One of the best characteristics of Hillsdale students is their affinity for great conversations, but that also happens to be one of their most irritating traits. My favorite memories on campus have come from long, thoughtful discussions with friends; however, when there is a pile of theology reading in front of you, long discussions tend to lose their charm. Luckily, you do not have to drop your friends to get your work done.
The first step to a productive study session is having set times allotted for only studying. Call it “quiet time” or whatever you prefer, but make any talking off limits. Pick a fair amount of time, 25 minutes for example, and then a five-minute break to follow. Repeat this cycle four times and then take a longer hiatus. Even though you are taking breaks, this technique, called the Pomodoro technique, increases overall productivity and quality of work.

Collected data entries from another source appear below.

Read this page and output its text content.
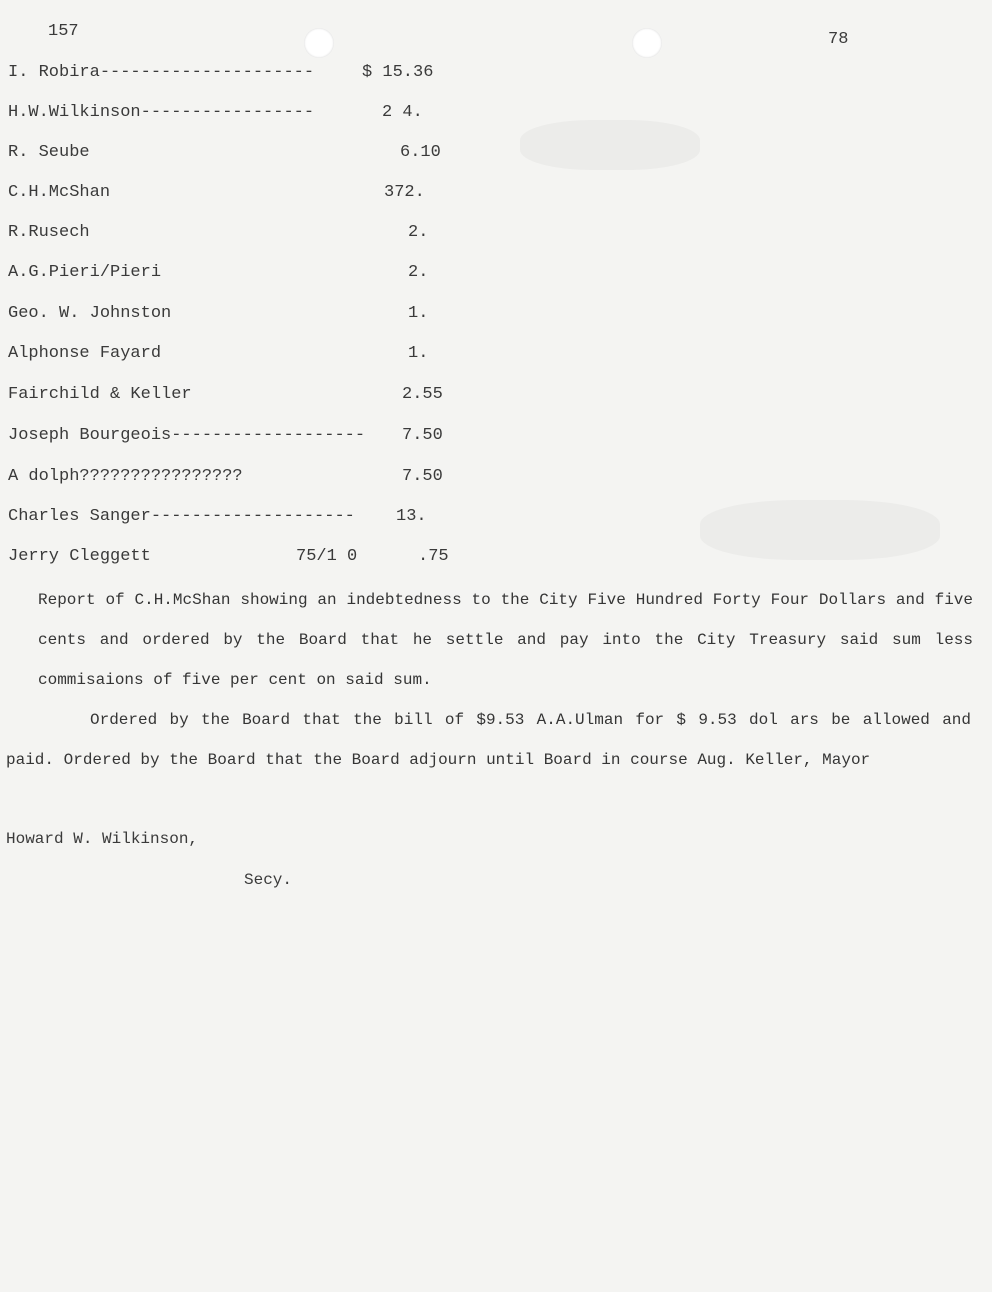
157	78
I. Robira---------------------	$ 15.36
H.W.Wilkinson-----------------	2 4.
R. Seube	6.10
C.H.McShan	372.
R.Rusech	2.
A.G.Pieri/Pieri	2.
Geo. W. Johnston	1.
Alphonse Fayard	1.
Fairchild & Keller	2.55
Joseph Bourgeois------------------- 7.50
A dolph????????????????	7.50
Charles Sanger-------------------- 13.
Jerry Cleggett	75/1 0	.75

Report of C.H.McShan showing an indebtedness to the City Five Hundred Forty Four Dollars and five cents and ordered by the Board that he settle and pay into the City Treasury said sum less commisaions of five per cent on said sum.

Ordered by the Board that the bill of $9.53 A.A.Ulman for $ 9.53 dol ars be allowed and paid. Ordered by the Board that the Board adjourn until Board in course Aug. Keller, Mayor

Howard W. Wilkinson,
Secy.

To supplement your studying with friends you should work by yourself sometimes. It isn’t always as fun, but chugging through assignments on your own is often crucial during those really busy weeks. This solo studying also gives you an opportunity to get work out of the way that you can’t get done with friends around. For me, I find working on calculus problems much easier than attempting to write a coherent paper with my friends around. Even if everyone is quiet, trying to read around others is too distracting and you will need complete solitude.
This being said, don’t discredit the power of a good Hillsdalian debate. The best way to understand a topic is to discuss it, and what better people to discuss with than the nerds you take classes with. If you have writer’s block or just can’t grasp what a professor was getting at in class, discourse can iron out wrinkles and give you a new perspective that otherwise you would not have considered.
Studying with others is far more rewarding than just shutting yourself away in your dorm, but understandably, it isn’t always the most productive. Hopefully these tips can aid you in keeping your grades up while still maintaining friendships.